There is a fable from post-war Japan that tells the story of an octopus, left abandoned in an aquarium, forgotten by everyone, and unfed by anyone. Overcome by unbearable hunger, the creature begins to eat its own tentacles, day after day, devouring itself until it disappears completely. Then the aquarium appears to be empty, but the octopus continues to exist there, invisibly imprisoned by the same insatiable, perpetual hunger. For me, the idea of this octopus devouring itself, eternally hungry, invisible, yet fiercely there at the same time, is extremely disturbing. We may ask ourselves if our famished and voracious process of culturalizing everything doesn’t resemble in some sense this unfortunate octopus. I ask myself whether we have had trouble so far along the path trodden by Don Quixote, whether by pure dialectical inversion, we may have already inadvertently spun so out of control that we’ve reversed the terms; what was madness for him, for contemporary man turns out to be a privileged form of reason.

Nowadays, every windmill is some sort of giant invented by reason or, as Goya phrased it, “The sleep of reason produces monsters.” To believe in the real existence of windmills has turned out to be mere naïveté, or even worse, an unpardonable form of kitsch. We give free rein to our tendency to construct culture as if it were some kind of lasagna, layer upon layer upon layer. Cultural representations support previous cultural representations, and in turn generate subsequent cultural representations. And in the process, where is any link to reality to be found? Where has our old friend life itself gone? Like the octopus of legend, a culture that only feeds on itself runs the risk of disappearing up its own ass. The protagonist of Umberto Eco’s latest novel, The Mysterious Flame of Queen Loana—who has lost his intimate personal memory while keeping intact his encyclopedic cultural memory—laments while attempting to recall his grandson: “I knew all about Alexander the Great, but nothing about Alessandro, the tiny, the mine.” Perhaps he’s lost his soul, to sum up the problem in his own words.

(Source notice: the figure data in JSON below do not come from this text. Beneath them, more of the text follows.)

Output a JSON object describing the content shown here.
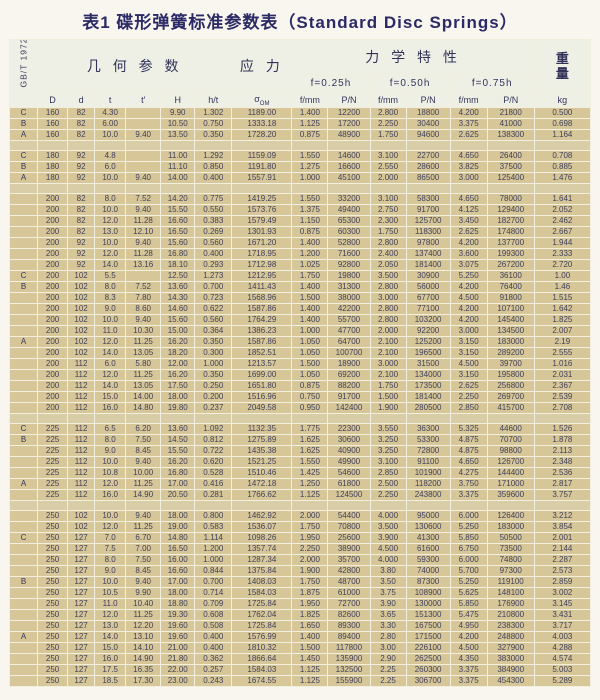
{
  "title": "表1 碟形弹簧标准参数表（Standard Disc Springs）",
  "standard": "GB/T 1972",
  "header": {
    "geometry": "几 何 参 数",
    "stress": "应 力",
    "mechanical": "力 学 特 性",
    "weight_line1": "重",
    "weight_line2": "量",
    "f25": "f=0.25h",
    "f50": "f=0.50h",
    "f75": "f=0.75h",
    "cols": {
      "D": "D",
      "d": "d",
      "t": "t",
      "t2": "t′",
      "H": "H",
      "ht": "h/t",
      "sigma": "σ",
      "sigma_sub": "OM",
      "fmm": "f/mm",
      "pn": "P/N",
      "kg": "kg"
    }
  },
  "colors": {
    "row_bg": "#d7c698",
    "header_bg": "#eef0e6",
    "title_color": "#2b2a66",
    "grid_line": "#f3efdf"
  },
  "rows": [
    {
      "c": "C",
      "v": [
        "160",
        "82",
        "4.30",
        "",
        "9.90",
        "1.302",
        "1189.00",
        "1.400",
        "12200",
        "2.800",
        "18800",
        "4.200",
        "21800",
        "0.500"
      ]
    },
    {
      "c": "B",
      "v": [
        "160",
        "82",
        "6.00",
        "",
        "10.50",
        "0.750",
        "1333.18",
        "1.125",
        "17200",
        "2.250",
        "30400",
        "3.375",
        "41000",
        "0.698"
      ]
    },
    {
      "c": "A",
      "v": [
        "160",
        "82",
        "10.0",
        "9.40",
        "13.50",
        "0.350",
        "1728.20",
        "0.875",
        "48900",
        "1.750",
        "94600",
        "2.625",
        "138300",
        "1.164"
      ]
    },
    {
      "gap": true
    },
    {
      "c": "C",
      "v": [
        "180",
        "92",
        "4.8",
        "",
        "11.00",
        "1.292",
        "1159.09",
        "1.550",
        "14600",
        "3.100",
        "22700",
        "4.650",
        "26400",
        "0.708"
      ]
    },
    {
      "c": "B",
      "v": [
        "180",
        "92",
        "6.0",
        "",
        "11.10",
        "0.850",
        "1191.80",
        "1.275",
        "16600",
        "2.550",
        "28600",
        "3.825",
        "37500",
        "0.885"
      ]
    },
    {
      "c": "A",
      "v": [
        "180",
        "92",
        "10.0",
        "9.40",
        "14.00",
        "0.400",
        "1557.91",
        "1.000",
        "45100",
        "2.000",
        "86500",
        "3.000",
        "125400",
        "1.476"
      ]
    },
    {
      "gap": true
    },
    {
      "c": "",
      "v": [
        "200",
        "82",
        "8.0",
        "7.52",
        "14.20",
        "0.775",
        "1419.25",
        "1.550",
        "33200",
        "3.100",
        "58300",
        "4.650",
        "78000",
        "1.641"
      ]
    },
    {
      "c": "",
      "v": [
        "200",
        "82",
        "10.0",
        "9.40",
        "15.50",
        "0.550",
        "1573.76",
        "1.375",
        "49400",
        "2.750",
        "91700",
        "4.125",
        "129400",
        "2.052"
      ]
    },
    {
      "c": "",
      "v": [
        "200",
        "82",
        "12.0",
        "11.28",
        "16.60",
        "0.383",
        "1579.49",
        "1.150",
        "65300",
        "2.300",
        "125700",
        "3.450",
        "182700",
        "2.462"
      ]
    },
    {
      "c": "",
      "v": [
        "200",
        "82",
        "13.0",
        "12.10",
        "16.50",
        "0.269",
        "1301.93",
        "0.875",
        "60300",
        "1.750",
        "118300",
        "2.625",
        "174800",
        "2.667"
      ]
    },
    {
      "c": "",
      "v": [
        "200",
        "92",
        "10.0",
        "9.40",
        "15.60",
        "0.560",
        "1671.20",
        "1.400",
        "52800",
        "2.800",
        "97800",
        "4.200",
        "137700",
        "1.944"
      ]
    },
    {
      "c": "",
      "v": [
        "200",
        "92",
        "12.0",
        "11.28",
        "16.80",
        "0.400",
        "1718.95",
        "1.200",
        "71600",
        "2.400",
        "137400",
        "3.600",
        "199300",
        "2.333"
      ]
    },
    {
      "c": "",
      "v": [
        "200",
        "92",
        "14.0",
        "13.16",
        "18.10",
        "0.293",
        "1712.98",
        "1.025",
        "92800",
        "2.050",
        "181400",
        "3.075",
        "267200",
        "2.720"
      ]
    },
    {
      "c": "C",
      "v": [
        "200",
        "102",
        "5.5",
        "",
        "12.50",
        "1.273",
        "1212.95",
        "1.750",
        "19800",
        "3.500",
        "30900",
        "5.250",
        "36100",
        "1.00"
      ]
    },
    {
      "c": "B",
      "v": [
        "200",
        "102",
        "8.0",
        "7.52",
        "13.60",
        "0.700",
        "1411.43",
        "1.400",
        "31300",
        "2.800",
        "56000",
        "4.200",
        "76400",
        "1.46"
      ]
    },
    {
      "c": "",
      "v": [
        "200",
        "102",
        "8.3",
        "7.80",
        "14.30",
        "0.723",
        "1568.96",
        "1.500",
        "38000",
        "3.000",
        "67700",
        "4.500",
        "91800",
        "1.515"
      ]
    },
    {
      "c": "",
      "v": [
        "200",
        "102",
        "9.0",
        "8.60",
        "14.60",
        "0.622",
        "1587.86",
        "1.400",
        "42200",
        "2.800",
        "77100",
        "4.200",
        "107100",
        "1.642"
      ]
    },
    {
      "c": "",
      "v": [
        "200",
        "102",
        "10.0",
        "9.40",
        "15.60",
        "0.560",
        "1764.29",
        "1.400",
        "55700",
        "2.800",
        "103200",
        "4.200",
        "145400",
        "1.825"
      ]
    },
    {
      "c": "",
      "v": [
        "200",
        "102",
        "11.0",
        "10.30",
        "15.00",
        "0.364",
        "1386.23",
        "1.000",
        "47700",
        "2.000",
        "92200",
        "3.000",
        "134500",
        "2.007"
      ]
    },
    {
      "c": "A",
      "v": [
        "200",
        "102",
        "12.0",
        "11.25",
        "16.20",
        "0.350",
        "1587.86",
        "1.050",
        "64700",
        "2.100",
        "125200",
        "3.150",
        "183000",
        "2.19"
      ]
    },
    {
      "c": "",
      "v": [
        "200",
        "102",
        "14.0",
        "13.05",
        "18.20",
        "0.300",
        "1852.51",
        "1.050",
        "100700",
        "2.100",
        "196500",
        "3.150",
        "289200",
        "2.555"
      ]
    },
    {
      "c": "",
      "v": [
        "200",
        "112",
        "6.0",
        "5.80",
        "12.00",
        "1.000",
        "1213.57",
        "1.500",
        "18900",
        "3.000",
        "31500",
        "4.500",
        "39700",
        "1.016"
      ]
    },
    {
      "c": "",
      "v": [
        "200",
        "112",
        "12.0",
        "11.25",
        "16.20",
        "0.350",
        "1699.00",
        "1.050",
        "69200",
        "2.100",
        "134000",
        "3.150",
        "195800",
        "2.031"
      ]
    },
    {
      "c": "",
      "v": [
        "200",
        "112",
        "14.0",
        "13.05",
        "17.50",
        "0.250",
        "1651.80",
        "0.875",
        "88200",
        "1.750",
        "173500",
        "2.625",
        "256800",
        "2.367"
      ]
    },
    {
      "c": "",
      "v": [
        "200",
        "112",
        "15.0",
        "14.00",
        "18.00",
        "0.200",
        "1516.96",
        "0.750",
        "91700",
        "1.500",
        "181400",
        "2.250",
        "269700",
        "2.539"
      ]
    },
    {
      "c": "",
      "v": [
        "200",
        "112",
        "16.0",
        "14.80",
        "19.80",
        "0.237",
        "2049.58",
        "0.950",
        "142400",
        "1.900",
        "280500",
        "2.850",
        "415700",
        "2.708"
      ]
    },
    {
      "gap": true
    },
    {
      "c": "C",
      "v": [
        "225",
        "112",
        "6.5",
        "6.20",
        "13.60",
        "1.092",
        "1132.35",
        "1.775",
        "22300",
        "3.550",
        "36300",
        "5.325",
        "44600",
        "1.526"
      ]
    },
    {
      "c": "B",
      "v": [
        "225",
        "112",
        "8.0",
        "7.50",
        "14.50",
        "0.812",
        "1275.89",
        "1.625",
        "30600",
        "3.250",
        "53300",
        "4.875",
        "70700",
        "1.878"
      ]
    },
    {
      "c": "",
      "v": [
        "225",
        "112",
        "9.0",
        "8.45",
        "15.50",
        "0.722",
        "1435.38",
        "1.625",
        "40900",
        "3.250",
        "72800",
        "4.875",
        "98800",
        "2.113"
      ]
    },
    {
      "c": "",
      "v": [
        "225",
        "112",
        "10.0",
        "9.40",
        "16.20",
        "0.620",
        "1521.25",
        "1.550",
        "49900",
        "3.100",
        "91100",
        "4.650",
        "126700",
        "2.348"
      ]
    },
    {
      "c": "",
      "v": [
        "225",
        "112",
        "10.8",
        "10.00",
        "16.80",
        "0.528",
        "1510.46",
        "1.425",
        "54600",
        "2.850",
        "101900",
        "4.275",
        "144400",
        "2.536"
      ]
    },
    {
      "c": "A",
      "v": [
        "225",
        "112",
        "12.0",
        "11.25",
        "17.00",
        "0.416",
        "1472.18",
        "1.250",
        "61800",
        "2.500",
        "118200",
        "3.750",
        "171000",
        "2.817"
      ]
    },
    {
      "c": "",
      "v": [
        "225",
        "112",
        "16.0",
        "14.90",
        "20.50",
        "0.281",
        "1766.62",
        "1.125",
        "124500",
        "2.250",
        "243800",
        "3.375",
        "359600",
        "3.757"
      ]
    },
    {
      "gap": true
    },
    {
      "c": "",
      "v": [
        "250",
        "102",
        "10.0",
        "9.40",
        "18.00",
        "0.800",
        "1462.92",
        "2.000",
        "54400",
        "4.000",
        "95000",
        "6.000",
        "126400",
        "3.212"
      ]
    },
    {
      "c": "",
      "v": [
        "250",
        "102",
        "12.0",
        "11.25",
        "19.00",
        "0.583",
        "1536.07",
        "1.750",
        "70800",
        "3.500",
        "130600",
        "5.250",
        "183000",
        "3.854"
      ]
    },
    {
      "c": "C",
      "v": [
        "250",
        "127",
        "7.0",
        "6.70",
        "14.80",
        "1.114",
        "1098.26",
        "1.950",
        "25600",
        "3.900",
        "41300",
        "5.850",
        "50500",
        "2.001"
      ]
    },
    {
      "c": "",
      "v": [
        "250",
        "127",
        "7.5",
        "7.00",
        "16.50",
        "1.200",
        "1357.74",
        "2.250",
        "38900",
        "4.500",
        "61600",
        "6.750",
        "73500",
        "2.144"
      ]
    },
    {
      "c": "",
      "v": [
        "250",
        "127",
        "8.0",
        "7.50",
        "16.00",
        "1.000",
        "1287.34",
        "2.000",
        "35700",
        "4.000",
        "59300",
        "6.000",
        "74800",
        "2.287"
      ]
    },
    {
      "c": "",
      "v": [
        "250",
        "127",
        "9.0",
        "8.45",
        "16.60",
        "0.844",
        "1375.84",
        "1.900",
        "42800",
        "3.80",
        "74000",
        "5.700",
        "97300",
        "2.573"
      ]
    },
    {
      "c": "B",
      "v": [
        "250",
        "127",
        "10.0",
        "9.40",
        "17.00",
        "0.700",
        "1408.03",
        "1.750",
        "48700",
        "3.50",
        "87300",
        "5.250",
        "119100",
        "2.859"
      ]
    },
    {
      "c": "",
      "v": [
        "250",
        "127",
        "10.5",
        "9.90",
        "18.00",
        "0.714",
        "1584.03",
        "1.875",
        "61000",
        "3.75",
        "108900",
        "5.625",
        "148100",
        "3.002"
      ]
    },
    {
      "c": "",
      "v": [
        "250",
        "127",
        "11.0",
        "10.40",
        "18.80",
        "0.709",
        "1725.84",
        "1.950",
        "72700",
        "3.90",
        "130000",
        "5.850",
        "176900",
        "3.145"
      ]
    },
    {
      "c": "",
      "v": [
        "250",
        "127",
        "12.0",
        "11.25",
        "19.30",
        "0.608",
        "1762.04",
        "1.825",
        "82600",
        "3.65",
        "151300",
        "5.475",
        "210800",
        "3.431"
      ]
    },
    {
      "c": "",
      "v": [
        "250",
        "127",
        "13.0",
        "12.20",
        "19.60",
        "0.508",
        "1725.84",
        "1.650",
        "89300",
        "3.30",
        "167500",
        "4.950",
        "238300",
        "3.717"
      ]
    },
    {
      "c": "A",
      "v": [
        "250",
        "127",
        "14.0",
        "13.10",
        "19.60",
        "0.400",
        "1576.99",
        "1.400",
        "89400",
        "2.80",
        "171500",
        "4.200",
        "248800",
        "4.003"
      ]
    },
    {
      "c": "",
      "v": [
        "250",
        "127",
        "15.0",
        "14.10",
        "21.00",
        "0.400",
        "1810.32",
        "1.500",
        "117800",
        "3.00",
        "226100",
        "4.500",
        "327900",
        "4.288"
      ]
    },
    {
      "c": "",
      "v": [
        "250",
        "127",
        "16.0",
        "14.90",
        "21.80",
        "0.362",
        "1866.64",
        "1.450",
        "135900",
        "2.90",
        "262500",
        "4.350",
        "383000",
        "4.574"
      ]
    },
    {
      "c": "",
      "v": [
        "250",
        "127",
        "17.5",
        "16.35",
        "22.00",
        "0.257",
        "1584.03",
        "1.125",
        "132500",
        "2.25",
        "260300",
        "3.375",
        "384900",
        "5.003"
      ]
    },
    {
      "c": "",
      "v": [
        "250",
        "127",
        "18.5",
        "17.30",
        "23.00",
        "0.243",
        "1674.55",
        "1.125",
        "155900",
        "2.25",
        "306700",
        "3.375",
        "454300",
        "5.289"
      ]
    }
  ]
}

It’s possible this may be the moment to reconsider, or at least to question, that which in the seventeenth century was such a discovery. That is why on this four hundredth anniversary, we say with all our hearts, to our great Don Quixote, long life. May he live at least another four hundred years. At the same time, I believe we must recover from oblivion that which was once so healthy: the old, solid windmills of reality. We mustn’t forget they also exist. Or who knows? Do they really exist? I have to confess, I suspect they might not anymore, except in the Netherlands of course, where they have been reduced to mere cultural ornaments.